# fluval 405 top not closing all the way



## LoCDoG (Mar 22, 2003)

Anyone had this problem? It is BRAND new. totally setup.... just has a gap around the back side....seems like something would be preventing it from fully sealing, but there isn't anything in the way! I'm so frustrated! Its a $150 filter and now i have to mail it back, wait for a new one....unless anyone has any ideas?

Thanks,
Leo


----------



## marshall (Nov 19, 2002)

My fluval 405 has been good but my 304 was nothing but problems. I know what you mean. What happens is you end up trying to force it and then you get a small crack in the casing. Then it leaks and you need a new casing. I got sick of the 304 giving me problems and retired it and ordered a 2217 eheim.


----------



## 007Rick (Jul 29, 2007)

I get this problem sometimes with my 404... discovered that it was usually because I had too much media in the baskets...


----------



## KiDD (Aug 20, 2010)

Are you pinching the O Ring?
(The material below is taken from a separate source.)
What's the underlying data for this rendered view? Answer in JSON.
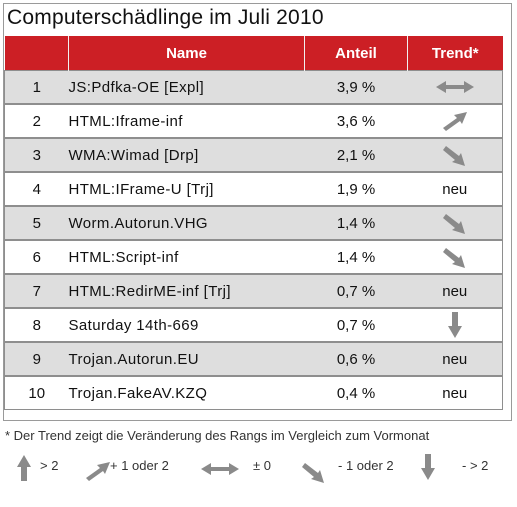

Get the O ring wet (Spit works) and try to seal it.


----------



## PfunMo (Jul 30, 2009)

I'm not familiar with that paticular filter but some will not close well if there isn't a valve open somewhere to let the air trapped inside escape. If you are trying to close while compressing the air inside you are in for a battle.


----------



## toledo guy (Jun 23, 2010)

Sorry for the late reply. I have the 405 filter and was also having trouble closing it up. I am using silicone grease around top of canister, in addition to the o-ring. I even use some on the impeller cover to ease removal. Like other poster said, be sure each media basket fits and not over-filled. Hope this helps.


----------